The Yoruba have rituals to restore coolness to situations that have grown too hot. The rituals often involve water and fresh herbs, and they seek to access “the divine source of the power to heal,” or “the center from which all harmony comes.” This divine source, this harmonious center, is, quite simply, love. One person can cool the heart of another through love, restoring her to serenity. A group can calm another group through love, and loving wisdom can even cool an entire nation. Yoruba coolness also links healing with good government.

See what I mean about these ideas being so beautiful? But wait, there’s more. So far we have àshe, or the capacity to change the world, and we have itutu, or the mystic blue coolness of wisdom and love. Light and dark, hot and cold, active and receptive. Each of these dualities begs for balance. But now let’s add one more ingredient: generosity. For the Yoruba, generosity is the highest form of morality, and good character combines coolness and gentle generosity. What happens when we put it all together? Thompson says:

To the degree that we live generously and discreetly, exhibiting grace under pressure, our appearance and our acts gradually assume virtual royal power. As we become noble, fully realizing the spark of creative goodness God endowed us with… we find the confidence to cope with all kinds of situations. This is àshe. This is character. This is mystic coolness.

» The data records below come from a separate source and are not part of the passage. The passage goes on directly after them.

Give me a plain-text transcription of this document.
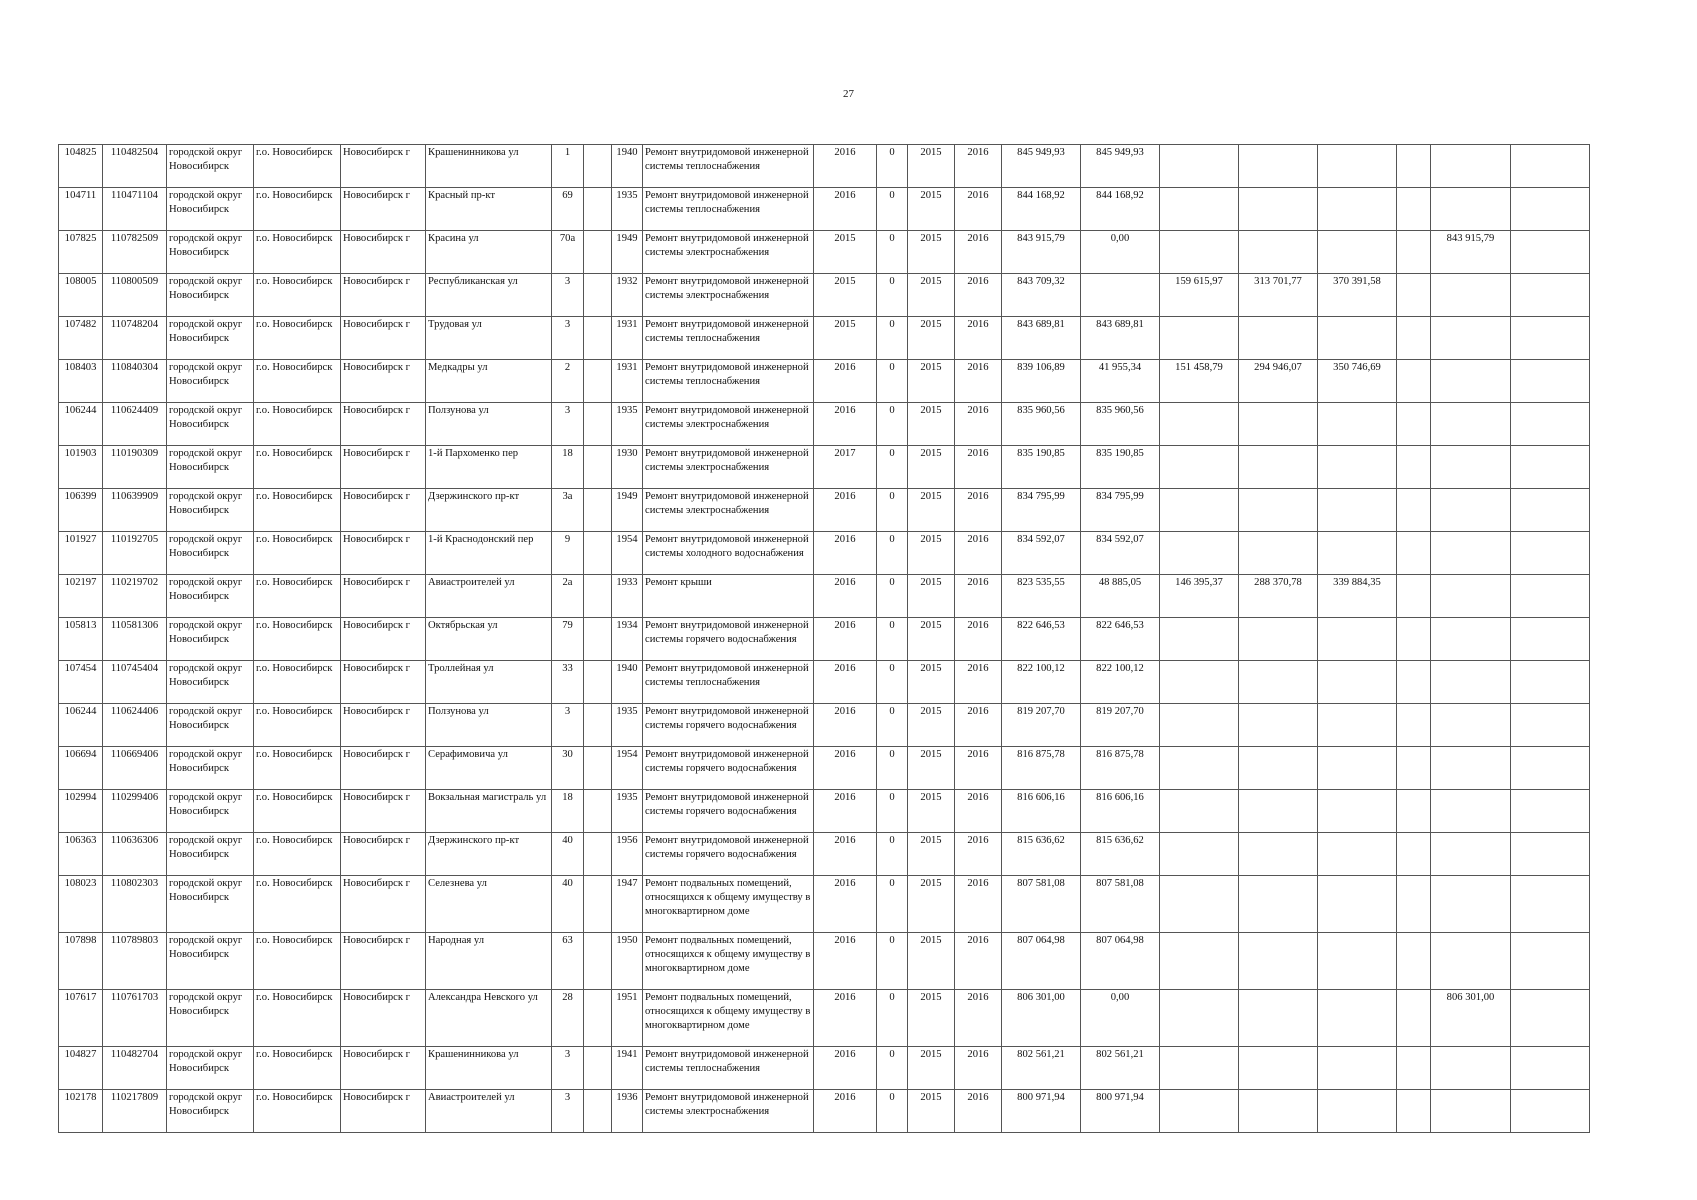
27
104825	110482504	городской округ Новосибирск	г.о. Новосибирск	Новосибирск г	Крашенинникова ул	1		1940	Ремонт внутридомовой инженерной системы теплоснабжения	2016	0	2015	2016	845 949,93	845 949,93						
104711	110471104	городской округ Новосибирск	г.о. Новосибирск	Новосибирск г	Красный пр-кт	69		1935	Ремонт внутридомовой инженерной системы теплоснабжения	2016	0	2015	2016	844 168,92	844 168,92						
107825	110782509	городской округ Новосибирск	г.о. Новосибирск	Новосибирск г	Красина ул	70а		1949	Ремонт внутридомовой инженерной системы электроснабжения	2015	0	2015	2016	843 915,79	0,00					843 915,79	
108005	110800509	городской округ Новосибирск	г.о. Новосибирск	Новосибирск г	Республиканская ул	3		1932	Ремонт внутридомовой инженерной системы электроснабжения	2015	0	2015	2016	843 709,32		159 615,97	313 701,77	370 391,58			
107482	110748204	городской округ Новосибирск	г.о. Новосибирск	Новосибирск г	Трудовая ул	3		1931	Ремонт внутридомовой инженерной системы теплоснабжения	2015	0	2015	2016	843 689,81	843 689,81						
108403	110840304	городской округ Новосибирск	г.о. Новосибирск	Новосибирск г	Медкадры ул	2		1931	Ремонт внутридомовой инженерной системы теплоснабжения	2016	0	2015	2016	839 106,89	41 955,34	151 458,79	294 946,07	350 746,69			
106244	110624409	городской округ Новосибирск	г.о. Новосибирск	Новосибирск г	Ползунова ул	3		1935	Ремонт внутридомовой инженерной системы электроснабжения	2016	0	2015	2016	835 960,56	835 960,56						
101903	110190309	городской округ Новосибирск	г.о. Новосибирск	Новосибирск г	1-й Пархоменко пер	18		1930	Ремонт внутридомовой инженерной системы электроснабжения	2017	0	2015	2016	835 190,85	835 190,85						
106399	110639909	городской округ Новосибирск	г.о. Новосибирск	Новосибирск г	Дзержинского пр-кт	3а		1949	Ремонт внутридомовой инженерной системы электроснабжения	2016	0	2015	2016	834 795,99	834 795,99						
101927	110192705	городской округ Новосибирск	г.о. Новосибирск	Новосибирск г	1-й Краснодонский пер	9		1954	Ремонт внутридомовой инженерной системы холодного водоснабжения	2016	0	2015	2016	834 592,07	834 592,07						
102197	110219702	городской округ Новосибирск	г.о. Новосибирск	Новосибирск г	Авиастроителей ул	2а		1933	Ремонт крыши	2016	0	2015	2016	823 535,55	48 885,05	146 395,37	288 370,78	339 884,35			
105813	110581306	городской округ Новосибирск	г.о. Новосибирск	Новосибирск г	Октябрьская ул	79		1934	Ремонт внутридомовой инженерной системы горячего водоснабжения	2016	0	2015	2016	822 646,53	822 646,53						
107454	110745404	городской округ Новосибирск	г.о. Новосибирск	Новосибирск г	Троллейная ул	33		1940	Ремонт внутридомовой инженерной системы теплоснабжения	2016	0	2015	2016	822 100,12	822 100,12						
106244	110624406	городской округ Новосибирск	г.о. Новосибирск	Новосибирск г	Ползунова ул	3		1935	Ремонт внутридомовой инженерной системы горячего водоснабжения	2016	0	2015	2016	819 207,70	819 207,70						
106694	110669406	городской округ Новосибирск	г.о. Новосибирск	Новосибирск г	Серафимовича ул	30		1954	Ремонт внутридомовой инженерной системы горячего водоснабжения	2016	0	2015	2016	816 875,78	816 875,78						
102994	110299406	городской округ Новосибирск	г.о. Новосибирск	Новосибирск г	Вокзальная магистраль ул	18		1935	Ремонт внутридомовой инженерной системы горячего водоснабжения	2016	0	2015	2016	816 606,16	816 606,16						
106363	110636306	городской округ Новосибирск	г.о. Новосибирск	Новосибирск г	Дзержинского пр-кт	40		1956	Ремонт внутридомовой инженерной системы горячего водоснабжения	2016	0	2015	2016	815 636,62	815 636,62						
108023	110802303	городской округ Новосибирск	г.о. Новосибирск	Новосибирск г	Селезнева ул	40		1947	Ремонт подвальных помещений, относящихся к общему имуществу в многоквартирном доме	2016	0	2015	2016	807 581,08	807 581,08						
107898	110789803	городской округ Новосибирск	г.о. Новосибирск	Новосибирск г	Народная ул	63		1950	Ремонт подвальных помещений, относящихся к общему имуществу в многоквартирном доме	2016	0	2015	2016	807 064,98	807 064,98						
107617	110761703	городской округ Новосибирск	г.о. Новосибирск	Новосибирск г	Александра Невского ул	28		1951	Ремонт подвальных помещений, относящихся к общему имуществу в многоквартирном доме	2016	0	2015	2016	806 301,00	0,00					806 301,00	
104827	110482704	городской округ Новосибирск	г.о. Новосибирск	Новосибирск г	Крашенинникова ул	3		1941	Ремонт внутридомовой инженерной системы теплоснабжения	2016	0	2015	2016	802 561,21	802 561,21						
102178	110217809	городской округ Новосибирск	г.о. Новосибирск	Новосибирск г	Авиастроителей ул	3		1936	Ремонт внутридомовой инженерной системы электроснабжения	2016	0	2015	2016	800 971,94	800 971,94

This is also spiritual maturity. It’s missing in a justice system that protects institutionalized homicide. It’s missing in an economic system that widens the gap between rich and poor by under-taxing corporations and rich individuals, and by refusing to raise the minimum wage. This system promotes poverty, which promotes crime, which promotes racism and police brutality. It suffers from a lethal deficiency of itutu and generosity.

But change is stirring, right now. By lying down in public places, raising their arms in the air, and using the words “I Can’t Breathe,” protestors are mirroring back to the police, the nation, and the world what is going on. A mirror is receptive and reflective. It reports what’s in front of it calmly and coolly. It has itutu. The action, or àshe, of these protests is guided by that wisdom, and as a result the protests send a profoundly powerful and moving message, and all of us watching the news fall in love with all those gorgeous protestors. This is not to say there is no rage involved. Far from it. Rage fuels the action, and wisdom channels that energy into spine-tingling, galvanizing communication.

Video cameras can also balance àshe and itutu. Like a mirror, a camera is calm and receptive, and it records action so that cool heads and hearts can make wise decisions about how to deal with it. Body cameras on cops might help, but not if it’s cops who decide when to push the “record” button. I’m thinking more of smartphones and social media. Unlike any other time in history, basically all bystanders have the technology in hand to record high-quality evidence of police action and make it available to the world instantly. Also, by “cool heads and hearts,” I mean independent prosecutors for police crime. Àshe can’t be expected to regulate itself, and if it flares out of control, the restorative wisdom of itutu needs to come from an outside, unbiased perspective.

At this point àshe and itutu have worked their way into my imagination, and as I may have mentioned once or twice I have big feelings about the imagination. I consider it to be a conduit for change, the way wire carries electricity: first your ideas change, then you start acting on them and turning them into reality. In this case the electricity behind the words àshe and itutu is changing the way we respond to state-sanctioned murder. Now it’s time to imagine that electricity making this nation a place where the Declaration of Independence is as true in practice as it is in spirit, and black men really do have full rights to Life, Liberty, and the pursuit of Happiness. Because YES #BlackLivesMatter, and YES this bullshit from the cops has got to stop.